すると、三人の騒ぐ声を聞きつけたのか、アルベドとデミウルゴスまでやって来た。
(良し!賢いコイツらが来たなら方向性修正出来る筈……!)
と、内心ウルベルトは激しく安堵したのだが……。
「あ!アルベド、デミウルゴス!!コレさー、俺、アレだと思うんだけど……お前たちはどう思う?」
そうペロロンチーノが発言してしまった。忖度する悪魔、デミウルゴスは当然至高の41人の一人であるペロロンチーノの正解とは違う方の答えを想定してしまうし、女淫魔のアルベドに至っては……。
「!?モモンガ様、まさかこの事でお悩みで!?でしたら、この私が必ず治して差し上げますので……!」
と、問題発言をぶちかましてしまった。
「え!?ええっ!?ち、違うぞ!?そもそも私には無いからな!?」
テンパったモモンガは、必死にロールを回してそう答えるが、余計なことまで言ってしまっている。
「……ウルベルト様。この様な場合、私はどうしたら……」
当然のように正答も頭にあるデミウルゴスは、困惑した表情のまま創造主であるウルベルトを見た。
「静観してて良いぞ。下ネタ脳のペロロンチーノさんのせいで、皆正答に辿り着かなさそうだが……どうせ、娯楽だ。楽しい方がいいだろう?私がここで正答を言ってしまうのは簡単だが、それは野暮と言う物だろう?」
ウルベルトはそう言うと、微かに笑みを浮かべながら仲間たちの騒ぐ様を愉しげに見つめていた。

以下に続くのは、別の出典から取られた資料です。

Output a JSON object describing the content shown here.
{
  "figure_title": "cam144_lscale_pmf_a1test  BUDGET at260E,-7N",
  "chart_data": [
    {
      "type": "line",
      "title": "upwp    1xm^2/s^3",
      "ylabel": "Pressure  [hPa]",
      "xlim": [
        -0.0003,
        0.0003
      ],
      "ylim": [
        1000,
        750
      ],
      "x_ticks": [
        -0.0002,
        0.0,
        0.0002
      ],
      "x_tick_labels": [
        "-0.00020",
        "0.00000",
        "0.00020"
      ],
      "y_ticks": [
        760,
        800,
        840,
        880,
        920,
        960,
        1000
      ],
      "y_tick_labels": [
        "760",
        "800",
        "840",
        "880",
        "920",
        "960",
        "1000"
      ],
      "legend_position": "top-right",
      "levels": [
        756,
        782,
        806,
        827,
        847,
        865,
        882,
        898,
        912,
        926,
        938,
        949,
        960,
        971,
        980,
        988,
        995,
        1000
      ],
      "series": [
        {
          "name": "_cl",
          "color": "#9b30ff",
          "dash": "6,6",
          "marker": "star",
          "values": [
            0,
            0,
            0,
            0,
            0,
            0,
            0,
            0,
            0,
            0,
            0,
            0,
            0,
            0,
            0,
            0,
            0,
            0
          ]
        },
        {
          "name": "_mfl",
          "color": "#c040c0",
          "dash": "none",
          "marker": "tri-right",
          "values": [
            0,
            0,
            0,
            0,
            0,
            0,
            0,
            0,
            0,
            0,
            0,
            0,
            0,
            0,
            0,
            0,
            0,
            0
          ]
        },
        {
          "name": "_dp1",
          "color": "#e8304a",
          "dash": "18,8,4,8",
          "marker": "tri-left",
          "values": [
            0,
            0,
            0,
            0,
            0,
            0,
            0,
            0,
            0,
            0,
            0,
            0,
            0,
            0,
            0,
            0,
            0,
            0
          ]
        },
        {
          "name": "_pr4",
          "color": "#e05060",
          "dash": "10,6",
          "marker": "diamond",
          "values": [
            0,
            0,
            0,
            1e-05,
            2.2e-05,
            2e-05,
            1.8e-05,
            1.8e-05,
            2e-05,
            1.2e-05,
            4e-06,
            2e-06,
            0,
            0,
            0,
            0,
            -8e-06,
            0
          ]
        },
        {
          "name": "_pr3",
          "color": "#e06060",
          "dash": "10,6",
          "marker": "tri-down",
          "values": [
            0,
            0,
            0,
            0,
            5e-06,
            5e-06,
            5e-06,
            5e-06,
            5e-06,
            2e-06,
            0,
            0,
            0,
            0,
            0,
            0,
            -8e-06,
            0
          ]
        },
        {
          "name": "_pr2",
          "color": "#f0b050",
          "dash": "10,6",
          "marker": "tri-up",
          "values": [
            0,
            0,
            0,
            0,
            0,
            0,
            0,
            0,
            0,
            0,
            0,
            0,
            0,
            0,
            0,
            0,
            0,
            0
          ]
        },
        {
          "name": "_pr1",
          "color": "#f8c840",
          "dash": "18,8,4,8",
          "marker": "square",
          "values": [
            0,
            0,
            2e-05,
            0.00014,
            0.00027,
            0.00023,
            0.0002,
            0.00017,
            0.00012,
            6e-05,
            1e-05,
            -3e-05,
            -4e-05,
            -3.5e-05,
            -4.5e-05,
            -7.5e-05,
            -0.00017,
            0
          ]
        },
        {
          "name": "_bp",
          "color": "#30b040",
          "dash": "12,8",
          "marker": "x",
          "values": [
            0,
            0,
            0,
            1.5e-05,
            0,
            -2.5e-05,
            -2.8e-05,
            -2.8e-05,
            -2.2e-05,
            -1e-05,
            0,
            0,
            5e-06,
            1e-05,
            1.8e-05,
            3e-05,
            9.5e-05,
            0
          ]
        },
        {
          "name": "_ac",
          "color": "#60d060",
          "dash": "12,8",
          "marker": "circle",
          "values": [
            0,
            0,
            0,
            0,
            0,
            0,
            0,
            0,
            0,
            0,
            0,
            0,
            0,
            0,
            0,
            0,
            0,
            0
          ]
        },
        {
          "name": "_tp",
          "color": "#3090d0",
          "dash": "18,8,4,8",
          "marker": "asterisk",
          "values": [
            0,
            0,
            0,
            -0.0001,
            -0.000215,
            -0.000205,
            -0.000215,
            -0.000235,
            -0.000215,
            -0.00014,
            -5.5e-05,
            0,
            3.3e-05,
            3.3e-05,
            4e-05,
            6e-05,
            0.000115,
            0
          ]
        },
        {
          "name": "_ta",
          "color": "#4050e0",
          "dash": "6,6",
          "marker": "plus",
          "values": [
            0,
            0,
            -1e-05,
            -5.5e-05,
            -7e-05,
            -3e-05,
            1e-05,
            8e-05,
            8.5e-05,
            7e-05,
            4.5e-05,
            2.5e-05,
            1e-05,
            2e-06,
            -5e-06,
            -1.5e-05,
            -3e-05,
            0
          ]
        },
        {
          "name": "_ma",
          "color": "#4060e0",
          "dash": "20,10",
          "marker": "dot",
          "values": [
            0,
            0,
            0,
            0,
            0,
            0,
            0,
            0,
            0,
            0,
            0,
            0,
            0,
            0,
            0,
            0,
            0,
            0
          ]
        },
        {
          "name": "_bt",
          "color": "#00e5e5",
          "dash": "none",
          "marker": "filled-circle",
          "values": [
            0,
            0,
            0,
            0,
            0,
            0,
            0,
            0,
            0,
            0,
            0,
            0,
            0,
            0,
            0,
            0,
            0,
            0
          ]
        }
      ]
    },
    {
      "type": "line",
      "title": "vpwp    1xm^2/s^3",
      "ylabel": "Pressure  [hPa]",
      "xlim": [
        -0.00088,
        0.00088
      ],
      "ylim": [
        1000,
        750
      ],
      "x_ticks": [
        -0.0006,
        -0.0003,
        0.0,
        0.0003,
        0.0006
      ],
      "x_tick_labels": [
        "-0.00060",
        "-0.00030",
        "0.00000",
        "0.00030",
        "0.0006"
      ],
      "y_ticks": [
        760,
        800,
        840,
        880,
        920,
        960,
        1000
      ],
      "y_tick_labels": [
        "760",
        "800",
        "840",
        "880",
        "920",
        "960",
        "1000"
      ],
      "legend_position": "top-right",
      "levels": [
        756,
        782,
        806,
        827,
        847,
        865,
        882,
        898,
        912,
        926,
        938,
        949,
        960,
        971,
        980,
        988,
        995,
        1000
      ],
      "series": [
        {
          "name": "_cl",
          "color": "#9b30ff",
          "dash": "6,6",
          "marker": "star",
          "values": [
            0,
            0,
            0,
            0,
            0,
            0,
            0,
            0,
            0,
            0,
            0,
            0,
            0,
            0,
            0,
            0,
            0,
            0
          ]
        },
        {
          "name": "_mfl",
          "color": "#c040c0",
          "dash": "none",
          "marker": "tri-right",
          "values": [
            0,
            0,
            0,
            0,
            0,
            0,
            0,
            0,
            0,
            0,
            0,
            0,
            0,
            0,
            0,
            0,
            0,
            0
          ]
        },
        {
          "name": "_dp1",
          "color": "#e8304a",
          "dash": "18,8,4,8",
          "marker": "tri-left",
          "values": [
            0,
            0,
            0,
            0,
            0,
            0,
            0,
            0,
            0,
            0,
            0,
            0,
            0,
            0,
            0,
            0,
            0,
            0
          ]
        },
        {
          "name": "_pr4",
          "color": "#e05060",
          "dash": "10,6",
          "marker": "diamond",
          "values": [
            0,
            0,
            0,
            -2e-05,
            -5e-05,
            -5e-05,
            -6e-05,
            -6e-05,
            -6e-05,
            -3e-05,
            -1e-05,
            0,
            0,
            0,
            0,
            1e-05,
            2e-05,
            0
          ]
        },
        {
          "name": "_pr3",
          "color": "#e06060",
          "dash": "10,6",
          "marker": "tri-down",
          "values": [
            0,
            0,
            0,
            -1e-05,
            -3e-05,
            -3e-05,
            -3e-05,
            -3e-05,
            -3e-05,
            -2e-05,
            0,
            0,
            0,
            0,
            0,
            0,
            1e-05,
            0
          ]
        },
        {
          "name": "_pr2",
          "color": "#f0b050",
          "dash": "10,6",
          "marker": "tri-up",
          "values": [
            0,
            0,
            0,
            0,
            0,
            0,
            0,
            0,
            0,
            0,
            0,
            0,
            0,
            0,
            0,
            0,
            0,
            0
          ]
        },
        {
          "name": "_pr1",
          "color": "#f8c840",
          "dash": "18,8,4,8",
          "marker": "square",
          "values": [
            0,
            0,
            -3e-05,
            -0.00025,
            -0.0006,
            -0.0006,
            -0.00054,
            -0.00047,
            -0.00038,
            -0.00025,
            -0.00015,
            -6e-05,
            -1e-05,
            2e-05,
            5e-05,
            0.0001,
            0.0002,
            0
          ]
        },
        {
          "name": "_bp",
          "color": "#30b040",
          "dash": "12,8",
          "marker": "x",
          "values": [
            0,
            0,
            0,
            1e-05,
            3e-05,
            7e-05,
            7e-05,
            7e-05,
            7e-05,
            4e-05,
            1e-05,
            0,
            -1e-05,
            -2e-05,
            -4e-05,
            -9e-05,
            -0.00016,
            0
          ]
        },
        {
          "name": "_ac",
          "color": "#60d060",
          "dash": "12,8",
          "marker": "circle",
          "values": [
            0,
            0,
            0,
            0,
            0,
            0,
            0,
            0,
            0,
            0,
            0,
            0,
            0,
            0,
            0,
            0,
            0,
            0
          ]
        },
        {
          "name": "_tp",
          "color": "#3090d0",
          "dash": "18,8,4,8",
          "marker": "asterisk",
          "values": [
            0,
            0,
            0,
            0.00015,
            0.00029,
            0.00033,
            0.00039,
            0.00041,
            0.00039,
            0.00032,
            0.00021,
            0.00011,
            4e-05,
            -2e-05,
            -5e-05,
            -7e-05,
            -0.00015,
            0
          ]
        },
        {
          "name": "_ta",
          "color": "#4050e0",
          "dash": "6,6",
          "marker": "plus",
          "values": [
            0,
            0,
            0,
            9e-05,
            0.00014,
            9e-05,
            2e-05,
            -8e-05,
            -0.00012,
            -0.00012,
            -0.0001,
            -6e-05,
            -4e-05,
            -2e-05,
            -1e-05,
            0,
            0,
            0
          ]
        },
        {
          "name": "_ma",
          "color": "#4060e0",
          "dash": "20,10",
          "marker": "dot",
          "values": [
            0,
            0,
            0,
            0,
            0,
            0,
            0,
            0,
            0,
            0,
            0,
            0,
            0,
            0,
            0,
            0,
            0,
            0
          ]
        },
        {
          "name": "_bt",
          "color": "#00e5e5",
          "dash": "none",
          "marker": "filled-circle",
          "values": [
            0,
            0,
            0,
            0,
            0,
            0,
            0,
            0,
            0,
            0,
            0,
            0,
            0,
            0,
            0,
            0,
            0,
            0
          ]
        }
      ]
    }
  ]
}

暫くして。ギルメン全員が集まったが、真っ先にペロロンチーノが間違った方向へ誘導していたため、中々正答が出なかった。その様子を愉しんでいたのはウルベルトの他にも数人居たが……やはり、頭を悩ませて一生懸命考えている仲間を見て微笑ましそうにしていた。
こうして、ナザリックの平和な日々は穏やかに過ぎてゆくのだった。